Following reports appearing in The Pioneer and other sections of the media and the uproar it caused in Parliament, pressure mounted on the DMK to sack tainted Telecom Minister A Raja. His mentor Tamil Nadu CM M Karunanidhi last week came to Delhi to meet Prime Minister Manmohan Singh and Congress president Sonia Gandhi and when found himself cornered over allegations against Raja, the DMK patriarch played the ultimate political card — Raja is being targeted because he is a Dalit.
Worried over repeated disruptions in Parliament over 2G spectrum scandal and allegations of Raja's direct involvement in the scam, the Prime Minister broached the topic in his 30-minute meeting with Karunanidhi. The DMK patriarch reported to have told the Prime Minister that there was no evidence to prove Raja's complicity in the scam and refused to agree to any proposal to drop him from the Cabinet. Putting up a strong case for Raja, Karunanidhi also reportedly told the Prime Minister that removal of Raja at this stage will amount to admitting that he is guilty. This would cause serious embarrassment to the DMK.
And to save his party and himself from the embarrassment of admitting Raja's guilt, Karunanidhi decided to use the Dalit shield. Emerging from the meeting, the DMK patriarch did not look very happy, but he ruled out all possibilities of Raja's removal from the Cabinet and said that the Minister was being targeted because he was a Dalit.
Now this once again brings us back to Chandrabhan Prasad and his essay Reinventing Macaulay. Prasad writes that while submitting the draft of the Indian Penal Code, Lord Macaulay maintains in his covering letter: “It is an evil that any man should be above the law, it is still a greater evil that the public mind should be taught to regard as a high and venerable distinction the privilege of being above the law.”

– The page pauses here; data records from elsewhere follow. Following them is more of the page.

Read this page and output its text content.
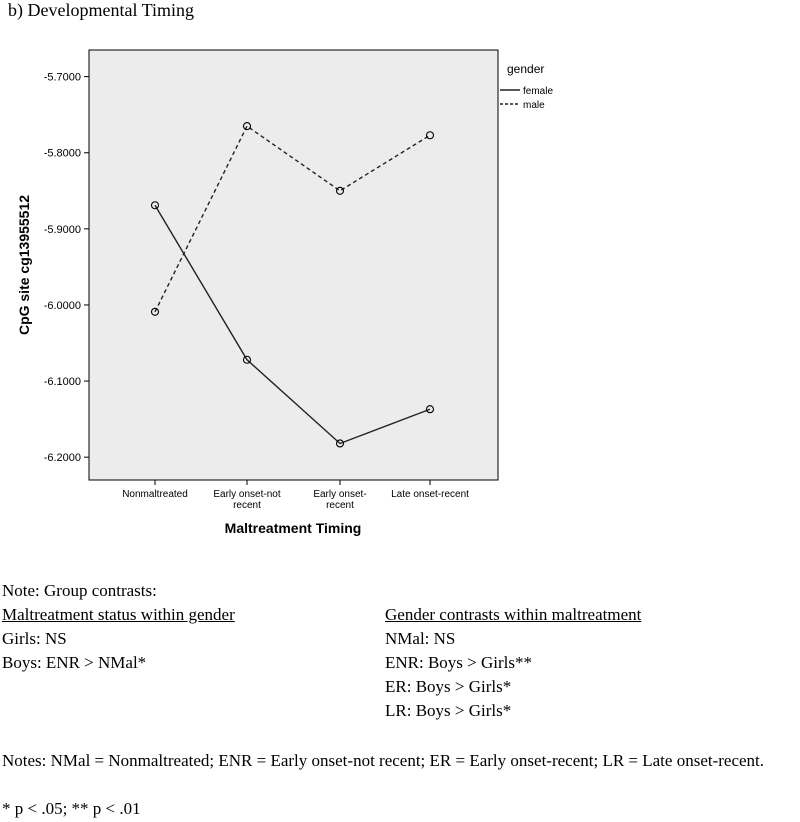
b) Developmental Timing
-5.7000
-5.8000
-5.9000
-6.0000
-6.1000
-6.2000
Nonmaltreated	Early onset-not
recent
Early onset-
recent
Late onset-recent
CpG site cg13955512
Maltreatment Timing
gender
female
male
Note: Group contrasts:
Maltreatment status within gender
Girls: NS
Boys: ENR > NMal*
Gender contrasts within maltreatment
NMal: NS
ENR: Boys > Girls**
ER: Boys > Girls*
LR: Boys > Girls*
Notes: NMal = Nonmaltreated; ENR = Early onset-not recent; ER = Early onset-recent; LR = Late onset-recent.
* p < .05; ** p < .01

Prasad also refers to Macaulay's speech in the British Parliament while debating Charter Act 1833. Macaulay is quoted as saying, “the worst of all systems was surely that of having a mild code for the Brahmins, who sprang from the head of the Creator, while there was a severe code for the Shudras, who sprang from his feet. India has suffered enough already from the distinction of castes, and from the deeply rooted prejudices which that distinction has engendered. God forbid that we should inflict on her the curse of a new caste, that we should send her a new breed of Brahmins.”
Karunanidhi's defence of Raja's indefensible acts of omission and commission seeks to create a new breed of Brahmins, which the Dalit movement all these years has opposed. Dr BR Ambedkar, the tallest of the Dalit icons, fully endorsed equality before law. It was time that the Dalit intellectuals came forward to counter contaminated arguments forwarded by likes of Karunanidhi in defence of corruption.